Portugal’s government has mandated state holding company Parpublica to pick two independent assessors to value airline TAP ahead of its privatisation, which could be launched in July, the finance minister said on Thursday. The state owns 100 per cent of TAP, which is currently restructuring under a Brussels-approved 3.2 billion euro (USD 3.5 billion) rescue plan, and the government is considering an outright or partial sale.
“These two independent assessments are mandatory before launching the privatisation. Our expectation is that we can approve the privatisation before the summer, around July,” Fernando Medina told reporters.
He said the government sought to preserve TAP’s “intrinsic value, as a company that generates value from its hub in Lisbon”, highlighting also that the airline swung to a profit in 2022, earlier than expected in its restructuring plan.

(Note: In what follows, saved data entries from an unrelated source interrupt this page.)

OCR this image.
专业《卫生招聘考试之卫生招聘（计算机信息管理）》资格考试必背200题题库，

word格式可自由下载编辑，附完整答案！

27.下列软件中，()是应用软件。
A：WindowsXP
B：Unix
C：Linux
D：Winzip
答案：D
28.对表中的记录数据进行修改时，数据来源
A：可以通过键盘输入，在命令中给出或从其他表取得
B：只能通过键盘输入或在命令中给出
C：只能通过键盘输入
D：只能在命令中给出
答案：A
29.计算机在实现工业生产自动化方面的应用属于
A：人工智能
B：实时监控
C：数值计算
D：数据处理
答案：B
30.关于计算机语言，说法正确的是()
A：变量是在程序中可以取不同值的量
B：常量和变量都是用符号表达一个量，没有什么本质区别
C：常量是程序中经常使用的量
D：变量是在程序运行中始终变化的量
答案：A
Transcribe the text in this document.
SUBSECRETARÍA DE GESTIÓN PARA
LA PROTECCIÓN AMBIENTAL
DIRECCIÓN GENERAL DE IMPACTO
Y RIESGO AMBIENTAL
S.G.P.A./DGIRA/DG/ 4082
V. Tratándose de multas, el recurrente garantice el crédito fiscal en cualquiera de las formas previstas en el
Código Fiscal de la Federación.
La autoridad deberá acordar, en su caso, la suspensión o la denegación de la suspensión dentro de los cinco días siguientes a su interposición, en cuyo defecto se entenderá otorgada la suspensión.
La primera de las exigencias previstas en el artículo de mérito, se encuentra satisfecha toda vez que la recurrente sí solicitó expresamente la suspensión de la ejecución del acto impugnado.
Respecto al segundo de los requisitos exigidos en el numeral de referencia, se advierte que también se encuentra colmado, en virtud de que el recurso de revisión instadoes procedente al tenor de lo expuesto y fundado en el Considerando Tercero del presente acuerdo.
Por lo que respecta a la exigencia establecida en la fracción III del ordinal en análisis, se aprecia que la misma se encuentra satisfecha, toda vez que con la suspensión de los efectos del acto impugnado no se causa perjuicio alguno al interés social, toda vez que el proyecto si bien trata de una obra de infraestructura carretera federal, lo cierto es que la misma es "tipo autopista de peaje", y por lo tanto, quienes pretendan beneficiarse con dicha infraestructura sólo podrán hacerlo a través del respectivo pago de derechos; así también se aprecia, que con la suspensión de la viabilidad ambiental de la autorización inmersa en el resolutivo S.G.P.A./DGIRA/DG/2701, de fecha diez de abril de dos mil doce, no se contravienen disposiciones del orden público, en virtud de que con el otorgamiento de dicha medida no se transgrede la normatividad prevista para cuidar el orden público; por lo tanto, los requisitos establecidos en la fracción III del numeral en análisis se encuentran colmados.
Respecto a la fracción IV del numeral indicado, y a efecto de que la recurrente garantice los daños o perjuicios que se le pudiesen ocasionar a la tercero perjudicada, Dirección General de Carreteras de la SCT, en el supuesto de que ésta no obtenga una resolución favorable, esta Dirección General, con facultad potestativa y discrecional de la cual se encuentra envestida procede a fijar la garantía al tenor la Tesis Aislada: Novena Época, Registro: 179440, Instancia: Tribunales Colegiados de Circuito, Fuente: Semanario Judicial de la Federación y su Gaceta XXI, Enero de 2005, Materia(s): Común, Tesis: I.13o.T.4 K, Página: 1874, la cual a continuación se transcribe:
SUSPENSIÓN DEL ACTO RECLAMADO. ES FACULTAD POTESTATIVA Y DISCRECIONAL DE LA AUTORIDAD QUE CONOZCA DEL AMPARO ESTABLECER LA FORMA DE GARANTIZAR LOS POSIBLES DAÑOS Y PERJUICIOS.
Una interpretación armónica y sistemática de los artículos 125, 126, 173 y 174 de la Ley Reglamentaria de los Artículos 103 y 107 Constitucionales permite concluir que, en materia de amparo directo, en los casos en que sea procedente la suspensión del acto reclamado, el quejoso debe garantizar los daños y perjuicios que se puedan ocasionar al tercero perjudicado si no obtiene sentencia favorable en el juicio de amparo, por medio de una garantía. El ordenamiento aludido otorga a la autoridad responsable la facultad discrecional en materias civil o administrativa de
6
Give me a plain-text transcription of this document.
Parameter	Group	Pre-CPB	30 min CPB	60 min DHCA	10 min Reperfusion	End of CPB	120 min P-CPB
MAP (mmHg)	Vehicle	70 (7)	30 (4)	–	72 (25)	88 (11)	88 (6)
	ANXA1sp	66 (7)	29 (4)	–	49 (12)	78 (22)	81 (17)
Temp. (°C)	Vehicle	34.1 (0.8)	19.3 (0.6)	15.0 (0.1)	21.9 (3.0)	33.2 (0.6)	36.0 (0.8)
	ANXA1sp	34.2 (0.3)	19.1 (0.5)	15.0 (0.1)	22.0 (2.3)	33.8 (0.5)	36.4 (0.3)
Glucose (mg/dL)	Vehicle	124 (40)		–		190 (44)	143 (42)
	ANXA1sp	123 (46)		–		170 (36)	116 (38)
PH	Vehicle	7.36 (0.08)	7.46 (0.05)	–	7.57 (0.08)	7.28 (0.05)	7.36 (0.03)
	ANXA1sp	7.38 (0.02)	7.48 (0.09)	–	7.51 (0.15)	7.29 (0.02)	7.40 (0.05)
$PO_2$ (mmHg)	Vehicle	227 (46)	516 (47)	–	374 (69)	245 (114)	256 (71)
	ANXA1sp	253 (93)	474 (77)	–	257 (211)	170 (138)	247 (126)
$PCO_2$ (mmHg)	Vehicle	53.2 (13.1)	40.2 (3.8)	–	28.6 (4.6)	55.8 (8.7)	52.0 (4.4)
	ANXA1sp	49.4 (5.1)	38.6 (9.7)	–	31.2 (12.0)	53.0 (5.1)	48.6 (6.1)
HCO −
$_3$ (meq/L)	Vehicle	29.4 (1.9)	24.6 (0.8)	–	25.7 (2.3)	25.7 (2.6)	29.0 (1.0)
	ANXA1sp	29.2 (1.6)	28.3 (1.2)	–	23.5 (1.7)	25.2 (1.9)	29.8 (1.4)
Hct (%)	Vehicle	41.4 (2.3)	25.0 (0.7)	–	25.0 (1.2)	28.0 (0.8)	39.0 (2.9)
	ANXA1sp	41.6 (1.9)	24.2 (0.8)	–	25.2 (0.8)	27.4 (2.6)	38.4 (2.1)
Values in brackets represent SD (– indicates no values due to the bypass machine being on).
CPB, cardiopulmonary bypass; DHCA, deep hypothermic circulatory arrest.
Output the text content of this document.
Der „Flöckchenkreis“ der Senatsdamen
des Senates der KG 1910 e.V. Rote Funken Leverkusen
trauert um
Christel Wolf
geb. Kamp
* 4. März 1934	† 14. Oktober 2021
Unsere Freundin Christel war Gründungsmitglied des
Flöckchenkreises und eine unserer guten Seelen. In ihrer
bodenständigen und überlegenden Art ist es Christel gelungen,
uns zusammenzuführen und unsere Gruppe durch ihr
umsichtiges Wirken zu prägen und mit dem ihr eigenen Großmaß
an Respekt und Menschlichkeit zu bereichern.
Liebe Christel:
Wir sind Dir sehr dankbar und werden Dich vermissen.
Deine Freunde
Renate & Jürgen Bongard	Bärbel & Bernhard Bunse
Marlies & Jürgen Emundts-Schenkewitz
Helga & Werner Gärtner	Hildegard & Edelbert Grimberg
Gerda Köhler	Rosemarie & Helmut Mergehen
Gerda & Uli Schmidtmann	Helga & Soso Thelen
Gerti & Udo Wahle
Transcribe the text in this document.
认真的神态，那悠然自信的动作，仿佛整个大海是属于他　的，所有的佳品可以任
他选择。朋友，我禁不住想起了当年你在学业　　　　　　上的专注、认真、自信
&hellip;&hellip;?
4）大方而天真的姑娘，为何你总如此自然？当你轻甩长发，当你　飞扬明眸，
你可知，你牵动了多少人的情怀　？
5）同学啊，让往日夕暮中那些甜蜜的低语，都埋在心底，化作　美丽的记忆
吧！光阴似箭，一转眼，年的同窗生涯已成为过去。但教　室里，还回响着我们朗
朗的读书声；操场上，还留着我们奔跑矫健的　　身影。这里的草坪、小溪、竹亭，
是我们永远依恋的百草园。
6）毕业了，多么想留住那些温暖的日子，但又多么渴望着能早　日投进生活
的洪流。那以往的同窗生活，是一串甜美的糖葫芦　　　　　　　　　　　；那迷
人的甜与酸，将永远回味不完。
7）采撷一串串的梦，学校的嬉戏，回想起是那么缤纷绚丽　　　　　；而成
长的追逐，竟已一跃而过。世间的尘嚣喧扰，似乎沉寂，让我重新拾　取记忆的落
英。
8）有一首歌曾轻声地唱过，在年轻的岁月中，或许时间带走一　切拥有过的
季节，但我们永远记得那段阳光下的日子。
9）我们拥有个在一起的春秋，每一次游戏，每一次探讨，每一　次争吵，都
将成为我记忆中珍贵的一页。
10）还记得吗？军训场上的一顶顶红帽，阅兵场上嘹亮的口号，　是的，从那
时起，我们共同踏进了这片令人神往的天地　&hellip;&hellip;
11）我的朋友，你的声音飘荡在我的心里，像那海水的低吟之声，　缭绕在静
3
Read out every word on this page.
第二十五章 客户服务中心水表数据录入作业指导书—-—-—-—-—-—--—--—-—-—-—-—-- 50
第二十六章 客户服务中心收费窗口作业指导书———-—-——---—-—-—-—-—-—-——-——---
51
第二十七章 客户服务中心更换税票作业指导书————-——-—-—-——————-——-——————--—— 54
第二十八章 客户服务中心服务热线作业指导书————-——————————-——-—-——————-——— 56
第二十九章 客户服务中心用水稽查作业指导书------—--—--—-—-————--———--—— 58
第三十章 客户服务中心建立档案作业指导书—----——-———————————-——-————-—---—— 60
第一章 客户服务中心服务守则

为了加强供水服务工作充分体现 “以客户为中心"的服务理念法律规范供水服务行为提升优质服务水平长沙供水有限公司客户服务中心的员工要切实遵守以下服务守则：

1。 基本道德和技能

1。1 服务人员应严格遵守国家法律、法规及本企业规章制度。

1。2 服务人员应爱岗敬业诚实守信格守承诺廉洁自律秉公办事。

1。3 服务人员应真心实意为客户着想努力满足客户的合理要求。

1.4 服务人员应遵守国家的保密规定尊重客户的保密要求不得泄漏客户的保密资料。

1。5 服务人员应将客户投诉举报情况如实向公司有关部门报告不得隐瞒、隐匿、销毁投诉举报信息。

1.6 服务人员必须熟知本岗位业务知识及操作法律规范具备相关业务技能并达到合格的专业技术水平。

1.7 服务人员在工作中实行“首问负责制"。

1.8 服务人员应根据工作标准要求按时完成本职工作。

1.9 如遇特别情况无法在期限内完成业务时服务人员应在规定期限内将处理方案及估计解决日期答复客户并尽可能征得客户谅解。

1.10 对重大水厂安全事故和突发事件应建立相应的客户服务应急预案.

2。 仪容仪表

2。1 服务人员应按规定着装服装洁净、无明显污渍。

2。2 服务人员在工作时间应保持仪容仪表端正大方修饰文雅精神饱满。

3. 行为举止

Reuters reported two weeks ago that Lufthansa, Air France-KLM and British Airways owner IAG were laying the groundwork for potential bids for TAP, sounding out local communications agencies and legal advisers.
“The various expressions of interest are known. We expect that they will materialise in the greatest possible number when we reach the phase of presenting the proposals,” Medina said.
He said TAP’s final value would depend on the synergies that each candidate could achieve with the Portuguese airline.
Infrastructure Minister Joao Galamba said “the Lisbon hub is already and will be in the future a hub for the production and distribution of synthetic fuels for aviation”, calling it a great opportunity for TAP and a likely factor in its valuation.